Nous ne retiendrons que les monuments les plus typiques.

 

Les mosquées de Djerba : dispersées dans la palmeraie, les anciennes mosquées de Djerba (ancienneté toute relative) ont subi l’influence de la Libye toute proche ; elles en ont retenu la forme des minarets ronds effilés, peu élevés, coiffés d’un dôme, les salles de prière trapues, couvertes de coupoles, les cours exiguës. Construites en pierre et blanchies à la chaux, elles ne sont sans doute pas vraiment représentatives de l’art berbère ; on y trouve des influences ottomanes certaines, celles surtout des provinces autrefois rattachées à la Sublime Porte et plus précisément celles des villages du Haut-Nil, de la Cyrénaïque et de la Tripolitaine.

 

 

 

Les mosquées du Mzab : Beaucoup plus étonnantes sont les mosquées du Mzab juchées au sommet de la cité, leur minaret en tronc de pyramide effilé dressé sur le ciel. Le plan complexe de la Grande Mosquée de Ghardaïa atteste de nombreux remaniements et plusieurs agrandissements ; tous les murs sont gauches, probablement en raison de la déclivité du terrain ; les alignements de piliers dans la salle de prière sont très rarement assurés, la cour, réduite et amputée par trois nefs est de guingois ; les piliers sont reliés par des arcades grossièrement façonnées disposées dans le sens nord-sud. Pas de décor. Les matériaux sont le pisé et la brique, la couverture est composée de troncs de palmiers supports de terrasses, mais on rencontre également des voûtes d’arêtes, voire des plafonds de pierres plates. Une section est réservée aux Ikhouān, une autre est destinée aux femmes. Le minaret se trouve en partie dans l’oratoire ; enduite de multiples couches de chaux superposées, la tour se dresse, carrée, s’effilant vers le haut, terminée par quatre pointes angulaires. A ses côtés existe toujours la petite cour en tronc de pyramide, sans doute aussi âgée que la mosquée. Deux miḥrâb-s ouvrent sur la cour… Plus réguliers se présentent les plans des autres mosquées principales de la pentapole : Celui de Beni Isguen, où l’on décèle divers agrandissements, se développe en largeur sur environ 63 mètres et en profondeur sur 26 mètres ; son minaret assez semblable à celui de Ghardaïa se trouve en partie dans l’oratoire, bordé au nord et à l’ouest par une petite cour, les salles d’ablution sont en sous-sol.

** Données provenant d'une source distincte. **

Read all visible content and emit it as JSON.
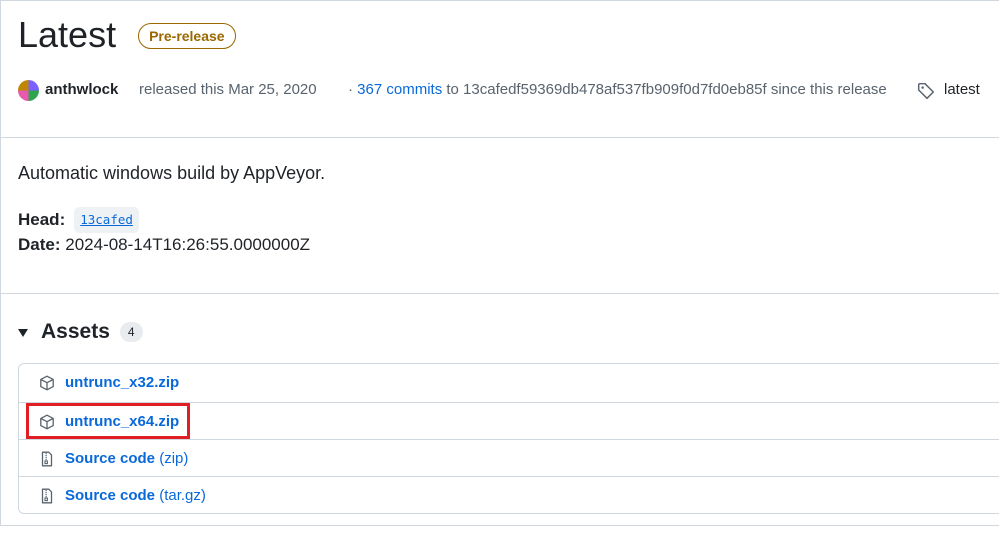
{
  "release": {
    "title": "Latest",
    "badge": "Pre-release",
    "author": "anthwlock",
    "released_text": "released this Mar 25, 2020",
    "separator": "·",
    "commits_link": "367 commits",
    "commits_to_text": "to 13cafedf59369db478af537fb909f0d7fd0eb85f since this release",
    "tag_label": "latest"
  },
  "body": {
    "description": "Automatic windows build by AppVeyor.",
    "head_label": "Head:",
    "head_sha": "13cafed",
    "date_label": "Date:",
    "date_value": "2024-08-14T16:26:55.0000000Z"
  },
  "assets": {
    "title": "Assets",
    "count": "4",
    "items": [
      {
        "name": "untrunc_x32.zip",
        "suffix": "",
        "icon": "package-icon"
      },
      {
        "name": "untrunc_x64.zip",
        "suffix": "",
        "icon": "package-icon"
      },
      {
        "name": "Source code",
        "suffix": "(zip)",
        "icon": "file-zip-icon"
      },
      {
        "name": "Source code",
        "suffix": "(tar.gz)",
        "icon": "file-zip-icon"
      }
    ]
  },
  "colors": {
    "link": "#0969da",
    "prerelease": "#9a6700",
    "highlight": "#e01e23",
    "border": "#d0d7de"
  }
}
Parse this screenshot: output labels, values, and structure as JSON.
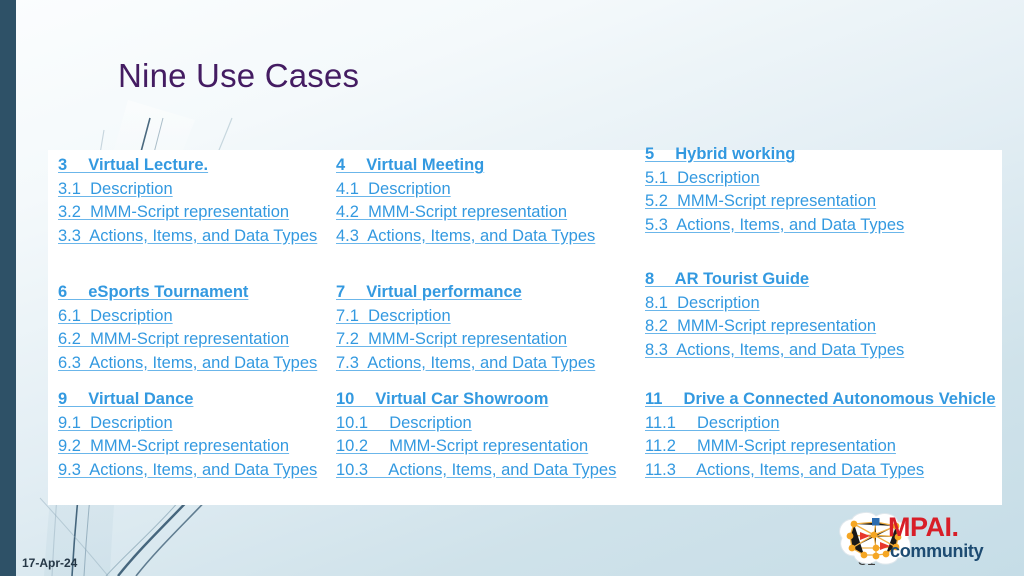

Plus petites sont les mosquées de Mélika, de Bou Noura, d’El-Atteuf. Outre ces oratoires, il faut mentionner la très belle mosquée dite de Sidi Brahim, aux angles arrondis et aux murs percés de lucarnes et également la mosquée funéraire du cimetière de Beni Izguen avec ses multiples arcades ; puis les oratoires éloignés dans la palmeraie de Beni Izguen ou d’El-Atteuf. Toutes ces curieuses constructions, blanchies à la chaux, avec leurs arrondis, leurs ruptures de volumes, leurs ouvertures distribuées un peu n’importe comment, évoquent une architecture révolutionnaire et l’on a pas manqué d’y voir des créations d’avant-garde du type « Le Corbusier ».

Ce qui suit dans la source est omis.